Dos de los cuatro integrantes de una banda que se dedicaba al robo de transformadores de la Empresa de Distribución y Comercialización de Energía Eléctrica de Tucumán (EDET), fueron detenidos en los últimos días.

A fines del año pasado, en las zonas de Tafí Viejo, Los Nogales, y otras localidades del norte de la provincia, se reportaron numerosos casos en los que los trabajadores de la empresa llegaban al lugar donde debían realizar los trabajos y se encontraban con los transformadores tirados en el suelo. A ello se agregaba como denominador común que a todos les faltaban las bobinas de cobre que llevan en su interior.

La Policía realizó una serie de investigaciones, pero -según la institución- una vez que fueron identificados, los cuatros sospechosos huyeron de la provincia para evitar ser capturados.

El 9 de enero de este año, uniformados habían realizado 11 allanamientos en distintas casas y corralones de la zona norte de la provincia. En aquella ocasión, secuestraron 700 kilos de cobre que habría estado destinado a la comercialización en el mercado negro, además de dos camionetas Ford y los elementos que usaban para realizar los robos.

Los que cayeron

El primer integrante del grupo en ser atrapado fue Juan “Tarta” Cuello, quien volvió a Tucumán para encontrarse con su familia. Según el reporte oficial, Cuello había retornado a la provincia el fin de semana pasado, para visitar a su esposa, en su casa de Villa Obrera, Tafí Viejo. Cuando los efectivos se enteraron de la situación, realizaron un trabajo de vigilancia en los alrededores del domicilio, para dar con el presunto delincuente.

Alrededor de las 11 del sábado, “Tarta” apareció en la zona, por lo que la Policía procedieron a capturarlo. El sospechoso, de acuerdo con el relato oficial, se resistió a la los uniformados y los atacó con un cuchillo. Frente a la disputa, un grupo de vecinos comenzó a agredir a los efectivos, arrojándoles piedras y otros elementos contundentes. Pese a estos ataques, Cuello fue reducido y detenido por los policías.

Dos días después, Roque Rubén “El Culón” Álvarez, uno de los cómplices de Cuello, circulaba cerca de Tribunales cuando fue visto por policías que sabían del pedido de captura librado en su contra, por lo que fue detenido alrededor de las 11 de ese día.

Cifras millonarias

Miguel Corbalan, jefe de la Unidad de Investigaciones Criminales y Delitos Complejos (ex Brigada) de Lomas de Tafí, aseguró a LA GACETA que por pedido expreso del ministro de Seguridad, Claudio Maley, intensificaron las búsquedas para capturar a los sospechosos. “El ministro me llamó para mostrarme su preocupación por el caso y me pidió que le demos prioridad a la investigación. Continuaremos en este camino para dar con los dos sospechosos que aún faltan capturar”, señaló el comisario.
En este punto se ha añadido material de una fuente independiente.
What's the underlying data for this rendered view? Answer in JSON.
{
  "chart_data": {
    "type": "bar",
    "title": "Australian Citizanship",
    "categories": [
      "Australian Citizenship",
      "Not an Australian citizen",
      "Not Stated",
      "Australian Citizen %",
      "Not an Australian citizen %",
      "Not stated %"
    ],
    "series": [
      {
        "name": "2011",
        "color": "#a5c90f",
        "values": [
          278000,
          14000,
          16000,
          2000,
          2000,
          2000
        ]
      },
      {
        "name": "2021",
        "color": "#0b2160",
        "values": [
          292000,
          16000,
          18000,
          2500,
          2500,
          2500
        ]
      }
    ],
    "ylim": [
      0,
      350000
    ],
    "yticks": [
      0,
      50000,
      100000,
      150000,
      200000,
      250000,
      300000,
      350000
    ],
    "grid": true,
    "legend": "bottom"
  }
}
“Desde que comenzamos con los allanamientos, este delito no se volvió a cometer, así que creemos que eran los únicos que se dedicaban a perpetrar esta clase de ilícitos”, enfatizó.

Según denunció EDET hace algunos meses, estos robos generaron pérdidas que oscilan entre los $ 3 millones y los $ 4 millones. En una nota publicada por LA GACETA el 10 de enero, una alta fuente de la empresa indicó que los equipos de generación de energía van desde los $ 250.000, los más chicos, hasta los $ 700.000, en el caso de los de mayor capacidad. “Estos ladrones causaron muchísimo daño. Más allá de las pérdidas de EDET, que fueron cuantiosas, también dejaban sin luz los clientes de casi toda la ciudad donde atacaban”, señaló Corbalán. Luego, añadió: “se estima que el contenido de cobre de cada transformador tiene un valor cercano a los $ 10.000 en el mercado negro”.

Según las autoridades, los ladrones operan con nociones básico de electricidad. “Es evidente que manejan algún tipo de conocimiento en el tema. Sabían cómo actuar para no correr el riesgo de electrocutarse”, finalizó el comisario.